While many still-employed Americans are privileged to carry out their tasks from their own homes, legions of workers must continue to perform duties onsite and closely interact with other workers and the general public. This includes doctors, nurses, and hospital sanitation workers; firefighters, police, and paramedics; farm employees, meatpackers, and other food supply workers; bus drivers, truck drivers, train engineers, pilots, and flight attendants; grocery workers, gas station attendants, and warehouse staff. The list goes on and on and on.

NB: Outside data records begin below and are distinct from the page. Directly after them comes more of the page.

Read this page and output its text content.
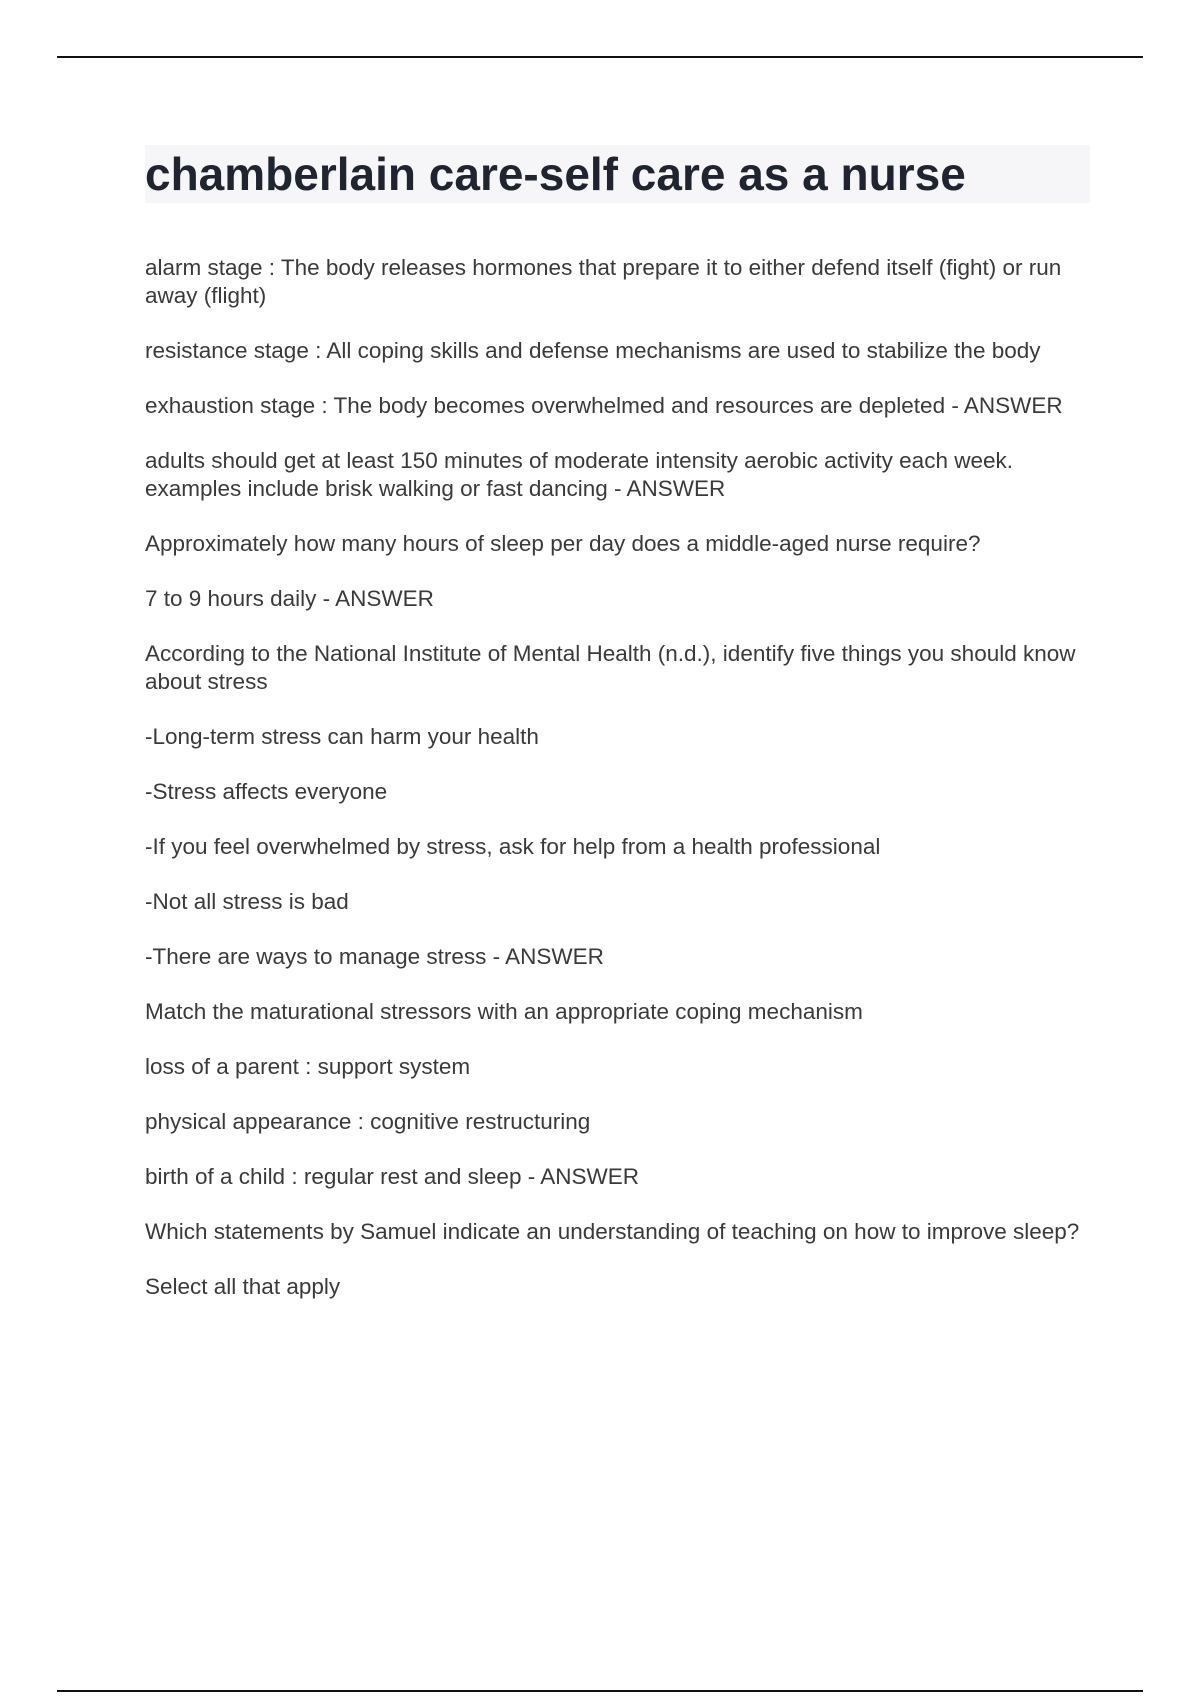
chamberlain care-self care as a nurse

alarm stage : The body releases hormones that prepare it to either defend itself (fight) or run away (flight)

resistance stage : All coping skills and defense mechanisms are used to stabilize the body

exhaustion stage : The body becomes overwhelmed and resources are depleted - ANSWER

adults should get at least 150 minutes of moderate intensity aerobic activity each week. examples include brisk walking or fast dancing - ANSWER

Approximately how many hours of sleep per day does a middle-aged nurse require?

7 to 9 hours daily - ANSWER

According to the National Institute of Mental Health (n.d.), identify five things you should know about stress

-Long-term stress can harm your health

-Stress affects everyone

-If you feel overwhelmed by stress, ask for help from a health professional

-Not all stress is bad

-There are ways to manage stress - ANSWER

Match the maturational stressors with an appropriate coping mechanism

loss of a parent : support system

physical appearance : cognitive restructuring

birth of a child : regular rest and sleep - ANSWER

Which statements by Samuel indicate an understanding of teaching on how to improve sleep?

Select all that apply
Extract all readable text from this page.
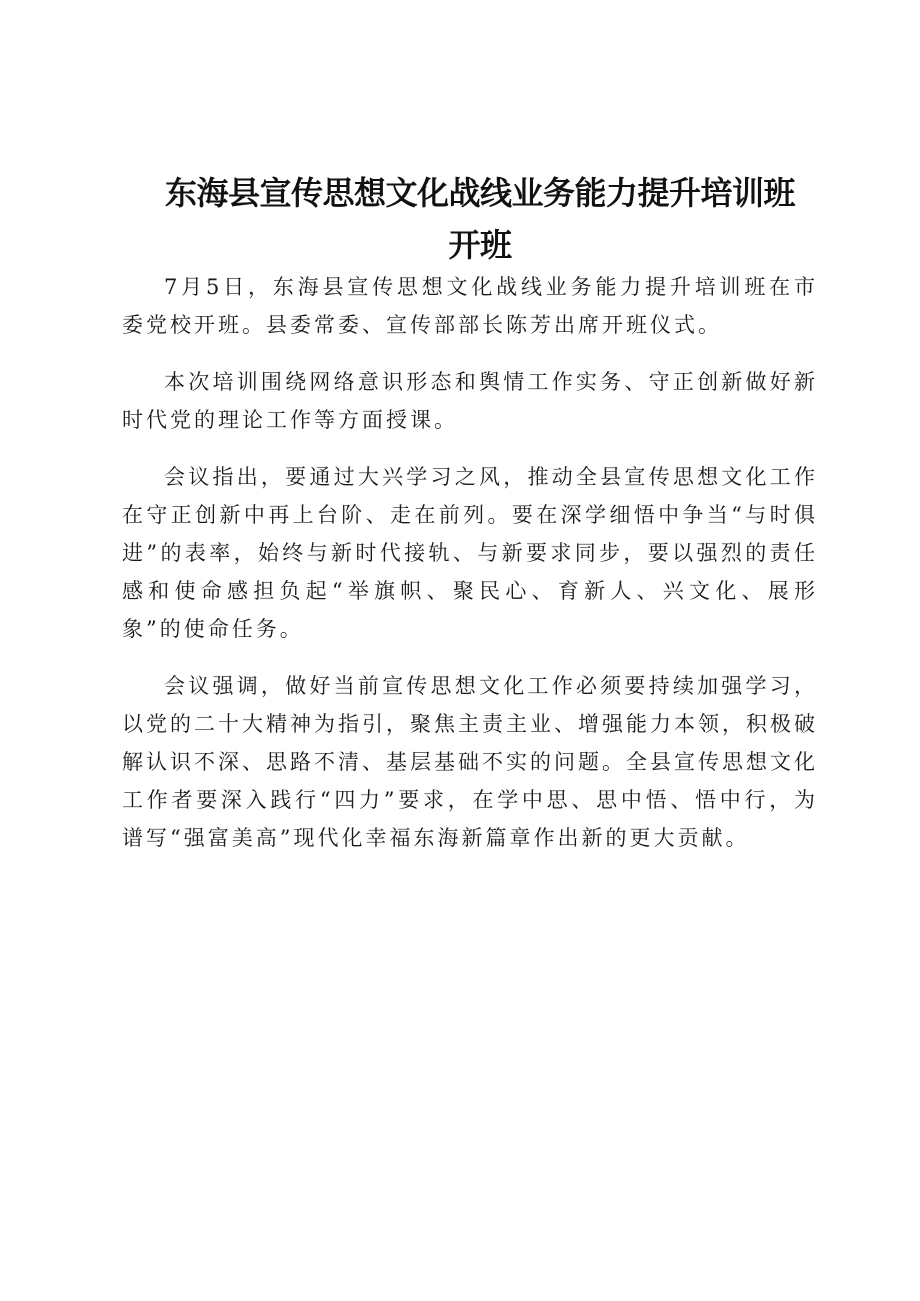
东海县宣传思想文化战线业务能力提升培训班
开班

7月5日，东海县宣传思想文化战线业务能力提升培训班在市委党校开班。县委常委、宣传部部长陈芳出席开班仪式。

本次培训围绕网络意识形态和舆情工作实务、守正创新做好新时代党的理论工作等方面授课。

会议指出，要通过大兴学习之风，推动全县宣传思想文化工作在守正创新中再上台阶、走在前列。要在深学细悟中争当“与时俱进”的表率，始终与新时代接轨、与新要求同步，要以强烈的责任感和使命感担负起“举旗帜、聚民心、育新人、兴文化、展形象”的使命任务。

会议强调，做好当前宣传思想文化工作必须要持续加强学习，以党的二十大精神为指引，聚焦主责主业、增强能力本领，积极破解认识不深、思路不清、基层基础不实的问题。全县宣传思想文化工作者要深入践行“四力”要求，在学中思、思中悟、悟中行，为谱写“强富美高”现代化幸福东海新篇章作出新的更大贡献。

A disproportionate number of low-wage workers are on the frontlines of the pandemic response effort, providing us with food, essential goods, and critical services despite the health risks. Many are earning little more than minimum wage to do their part to ensure that the American economy and society continue to function. While, unfortunately, many corporate leaders have done little or not enough to compensate these heroes for their selfless dedication and sacrifice, some business owners and executives have opened their pocketbooks for their workers.
The Connor Group
Based in Dayton, Ohio, The Connor Group owns and manages over 13,000 residential apartments throughout the United States, totaling approximately $2.5 billion in assets. On April 17, CEO and founder Larry Connor held a company video conference in which he announced to stunned employees that they would each receive a bonus of between $2,000 and $9,000. Connor had earned $1.6 million on stock market investments over the span of 8 days and decided to devote the entire windfall to his 250+ employees. Additionally the company has committed to paying all unexpected childcare expenses for employees who must look after children while schools are closed. And, if that were not enough, The Connor Group will pay full wages for employees for up to 21 days of COVID-related sick leave plus the period of time it takes to get test results. “And this will not count one iota against either sick days or vacation.”
Micron Technology, Inc.
The maker of computer memory and data storage components headquartered in Boise has announced a one-time bonus of $1,000 to all employees who earn less than $100,000 annually. That’s 2/3 of their workforce or approximately 25,000 workers, many of whom work in manufacturing facilities in Idaho, Utah, Virginia, and various locations in Asia. Additionally, the company has established a Team Member Relief Fund that will provide up to $5,000 to employees who face significant hardship due to pandemic conditions.
At a time when large corporations including Kroger and Fred Meyer are terminating short-lived hazard pay programs, Tyson Foods announced that it is doubling bonuses for its 116,000 frontline workers and truckers. Headquartered in Akransas, the corporation owns meat, poultry, and food brands include Jimmy Dean, Hillshire Farm, and Sara Lee, among many others. The total committed is now $120 million. The company is also increasing short-term disability coverage for ill workers to 90% of normal pay through June 2020. Tyson meat processing plants around the country have suffered outbreaks of COVID-19, including employee deaths, and have been forced to temporarily shut down. On April 28, President Trump signed an executive order implementing the Defense Production Act, under which Agriculture Secretary Sonny Perdue may order meat and poultry producers to continue operations despite the risk to workers.
Northwell Health, New York state’s largest healthcare provider, operates 23 hospitals and more than 700 outpatient centers and other facilities. This past Friday, the Northwell system discharged its 10,000th COVID-19 patient. On April 22, President and CEO Michael Dowling announced that the nonprofit organization would provide a $2,500 bonus and one additional week of paid time off to all frontline workers. Some 45,000 of its 72,000 employees will receive the benefits, including doctors, nurses, therapists, environmental services workers, housekeepers, and even corporate employees “who went above and beyond in working behind the scenes to maintain effective operations during an unprecedented surge in patient volume.” Northwell is also expanding an array of programs “to care for the staff’s mental, emotional, physical and spiritual well-being.”